The same Bible that says the pastor is to be “above reproach” (1 Tim. 3:2) also says, “There is forgiveness with God” (Ps. 130:4). Several factors will inform the church’s handling of the pastor’s struggles: whether he was in recovery when he was “discovered,” whether he had an affair with someone in the church, whether he used church funds to feed his habit, whether he is truly repentant, and his willingness to accept church discipline.

React compassionately.

When most pastors fall, they are confronted by a few men in the church, instructed to never return, escorted off the property, and then completely abandoned. They are written out of the church’s history, as if their accomplishments never happened.

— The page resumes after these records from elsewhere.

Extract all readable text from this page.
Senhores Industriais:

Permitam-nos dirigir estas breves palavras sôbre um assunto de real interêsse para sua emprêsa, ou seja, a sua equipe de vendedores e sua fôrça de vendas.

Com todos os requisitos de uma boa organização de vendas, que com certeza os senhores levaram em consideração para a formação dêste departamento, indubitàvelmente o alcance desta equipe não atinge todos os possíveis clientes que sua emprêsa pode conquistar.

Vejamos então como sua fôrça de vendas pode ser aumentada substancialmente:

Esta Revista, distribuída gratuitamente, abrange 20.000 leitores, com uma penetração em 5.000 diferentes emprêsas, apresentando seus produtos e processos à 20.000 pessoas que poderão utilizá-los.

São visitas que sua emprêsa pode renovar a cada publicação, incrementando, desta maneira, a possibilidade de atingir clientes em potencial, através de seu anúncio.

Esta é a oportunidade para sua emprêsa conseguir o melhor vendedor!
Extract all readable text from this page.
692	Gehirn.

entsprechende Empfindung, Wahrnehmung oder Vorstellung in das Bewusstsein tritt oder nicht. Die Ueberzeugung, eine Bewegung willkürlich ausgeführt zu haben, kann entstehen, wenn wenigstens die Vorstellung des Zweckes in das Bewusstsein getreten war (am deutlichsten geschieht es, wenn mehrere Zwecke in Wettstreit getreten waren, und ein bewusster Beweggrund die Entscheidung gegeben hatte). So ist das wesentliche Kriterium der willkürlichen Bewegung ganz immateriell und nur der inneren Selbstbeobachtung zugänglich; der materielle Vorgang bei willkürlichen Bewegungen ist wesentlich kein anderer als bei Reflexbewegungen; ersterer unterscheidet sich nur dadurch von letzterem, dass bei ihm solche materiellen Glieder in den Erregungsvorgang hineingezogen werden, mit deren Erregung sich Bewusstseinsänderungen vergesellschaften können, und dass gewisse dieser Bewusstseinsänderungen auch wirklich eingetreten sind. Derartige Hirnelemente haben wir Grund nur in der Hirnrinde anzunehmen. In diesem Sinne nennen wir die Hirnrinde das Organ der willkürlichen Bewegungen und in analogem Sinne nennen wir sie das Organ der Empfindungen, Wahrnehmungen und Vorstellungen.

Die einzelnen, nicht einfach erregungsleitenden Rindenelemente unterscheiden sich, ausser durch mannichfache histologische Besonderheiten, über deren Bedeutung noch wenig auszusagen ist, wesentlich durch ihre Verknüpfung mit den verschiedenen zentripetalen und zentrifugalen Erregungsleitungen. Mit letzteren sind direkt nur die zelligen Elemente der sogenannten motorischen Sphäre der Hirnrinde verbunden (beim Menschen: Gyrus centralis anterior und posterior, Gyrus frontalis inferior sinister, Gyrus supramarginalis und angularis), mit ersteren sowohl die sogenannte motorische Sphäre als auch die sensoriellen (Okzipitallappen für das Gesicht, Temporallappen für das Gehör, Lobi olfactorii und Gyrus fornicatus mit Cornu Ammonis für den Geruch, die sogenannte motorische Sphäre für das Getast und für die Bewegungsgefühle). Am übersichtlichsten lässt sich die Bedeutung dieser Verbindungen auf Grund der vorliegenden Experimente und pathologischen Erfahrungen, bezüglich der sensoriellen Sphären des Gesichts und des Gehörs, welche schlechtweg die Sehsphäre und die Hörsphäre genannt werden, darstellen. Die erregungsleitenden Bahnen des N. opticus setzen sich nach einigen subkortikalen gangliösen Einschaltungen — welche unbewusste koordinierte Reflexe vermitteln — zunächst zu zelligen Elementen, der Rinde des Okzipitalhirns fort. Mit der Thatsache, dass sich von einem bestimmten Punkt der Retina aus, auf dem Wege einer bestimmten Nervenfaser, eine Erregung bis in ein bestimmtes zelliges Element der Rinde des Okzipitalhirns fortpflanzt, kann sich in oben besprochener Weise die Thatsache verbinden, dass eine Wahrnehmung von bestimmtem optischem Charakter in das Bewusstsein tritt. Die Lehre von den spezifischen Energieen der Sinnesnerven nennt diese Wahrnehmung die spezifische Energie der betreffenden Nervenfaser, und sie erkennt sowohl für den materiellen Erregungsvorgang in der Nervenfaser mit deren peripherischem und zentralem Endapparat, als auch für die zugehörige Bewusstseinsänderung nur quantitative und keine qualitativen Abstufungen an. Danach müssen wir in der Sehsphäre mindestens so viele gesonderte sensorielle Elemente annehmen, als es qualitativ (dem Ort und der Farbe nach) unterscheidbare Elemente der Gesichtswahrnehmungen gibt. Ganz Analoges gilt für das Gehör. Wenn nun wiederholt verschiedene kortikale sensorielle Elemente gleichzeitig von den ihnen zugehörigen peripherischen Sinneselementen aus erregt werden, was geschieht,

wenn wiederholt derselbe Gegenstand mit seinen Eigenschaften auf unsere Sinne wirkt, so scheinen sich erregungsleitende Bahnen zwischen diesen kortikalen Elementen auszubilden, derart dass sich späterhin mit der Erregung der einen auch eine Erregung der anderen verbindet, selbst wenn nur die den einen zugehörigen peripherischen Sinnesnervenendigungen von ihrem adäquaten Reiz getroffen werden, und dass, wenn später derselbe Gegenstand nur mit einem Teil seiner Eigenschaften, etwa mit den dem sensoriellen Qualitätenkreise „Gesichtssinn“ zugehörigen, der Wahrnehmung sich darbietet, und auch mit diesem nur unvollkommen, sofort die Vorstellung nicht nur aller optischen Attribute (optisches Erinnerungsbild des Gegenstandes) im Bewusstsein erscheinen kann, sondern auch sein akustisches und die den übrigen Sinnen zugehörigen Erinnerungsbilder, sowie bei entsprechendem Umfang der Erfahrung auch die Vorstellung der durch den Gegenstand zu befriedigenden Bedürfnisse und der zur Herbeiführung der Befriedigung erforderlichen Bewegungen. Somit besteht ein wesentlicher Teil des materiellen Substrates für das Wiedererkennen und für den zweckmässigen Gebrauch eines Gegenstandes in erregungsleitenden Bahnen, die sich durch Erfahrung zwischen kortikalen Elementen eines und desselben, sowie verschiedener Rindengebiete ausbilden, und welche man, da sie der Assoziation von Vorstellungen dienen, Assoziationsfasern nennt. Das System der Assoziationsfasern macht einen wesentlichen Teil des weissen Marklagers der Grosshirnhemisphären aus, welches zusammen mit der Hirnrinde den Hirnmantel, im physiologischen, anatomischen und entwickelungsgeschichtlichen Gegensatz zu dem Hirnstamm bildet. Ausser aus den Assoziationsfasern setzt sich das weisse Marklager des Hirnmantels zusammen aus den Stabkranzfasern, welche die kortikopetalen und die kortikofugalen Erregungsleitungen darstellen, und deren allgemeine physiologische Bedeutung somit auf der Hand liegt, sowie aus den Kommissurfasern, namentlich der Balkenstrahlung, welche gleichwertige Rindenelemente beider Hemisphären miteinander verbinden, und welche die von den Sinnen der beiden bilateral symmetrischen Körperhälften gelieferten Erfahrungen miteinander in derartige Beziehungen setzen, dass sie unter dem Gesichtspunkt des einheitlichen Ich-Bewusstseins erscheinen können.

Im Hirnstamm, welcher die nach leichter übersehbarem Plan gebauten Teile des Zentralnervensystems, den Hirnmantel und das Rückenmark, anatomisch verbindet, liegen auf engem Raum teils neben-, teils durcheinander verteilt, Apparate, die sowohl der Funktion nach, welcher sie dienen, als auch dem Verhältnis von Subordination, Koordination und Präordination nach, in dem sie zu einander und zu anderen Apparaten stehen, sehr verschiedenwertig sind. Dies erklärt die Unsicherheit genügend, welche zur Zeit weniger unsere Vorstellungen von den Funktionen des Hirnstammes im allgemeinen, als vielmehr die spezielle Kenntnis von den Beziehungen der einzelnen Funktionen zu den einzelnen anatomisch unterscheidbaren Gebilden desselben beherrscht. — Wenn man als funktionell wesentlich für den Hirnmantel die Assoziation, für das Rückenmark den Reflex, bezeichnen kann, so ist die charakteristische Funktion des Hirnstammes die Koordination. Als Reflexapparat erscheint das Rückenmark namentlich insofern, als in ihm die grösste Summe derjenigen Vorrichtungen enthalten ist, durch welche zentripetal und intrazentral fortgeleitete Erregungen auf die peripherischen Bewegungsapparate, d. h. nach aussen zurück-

Pastors tell me the same story all the time: “The men who fired me promised that they would stand with me through the transition; but I’ve never heard from any of them.”

Provide financially.

The pastor who loses his ministry will now need a job. I suggest a pathway of grace. The man has a family to support. I advise churches to offer up to six months of compensation for the pastor who is truly repentant and committed to recovery.

Plan proactively.

The church that waits until their pastor falls before they put a plan in place will regret this. Less than one percent of church goers need a wheelchair ramp, but churches put the ramps in anyway, because they will eventually be needed. And every church will need a plan to deal with fallen pastors, eventually.

Need help creating a plan? Covenant Eyes has a team of dedicated church coaches ready to help you.

Finally, a plea to pastors . . .

For nearly 31 years I was one of you. Now I work with pastors every single day. It has been my blessing to see so many pastors escape the porn pit and go on to live lives of freedom and sexual integrity.

If you are a pastor who struggles with porn, get help! You need to know that (a) you are not alone, (b) this disease is progressive, and (c) if you don’t get help, your secrets will be exposed. Your story can end well. You can finish strong–but only if you get help.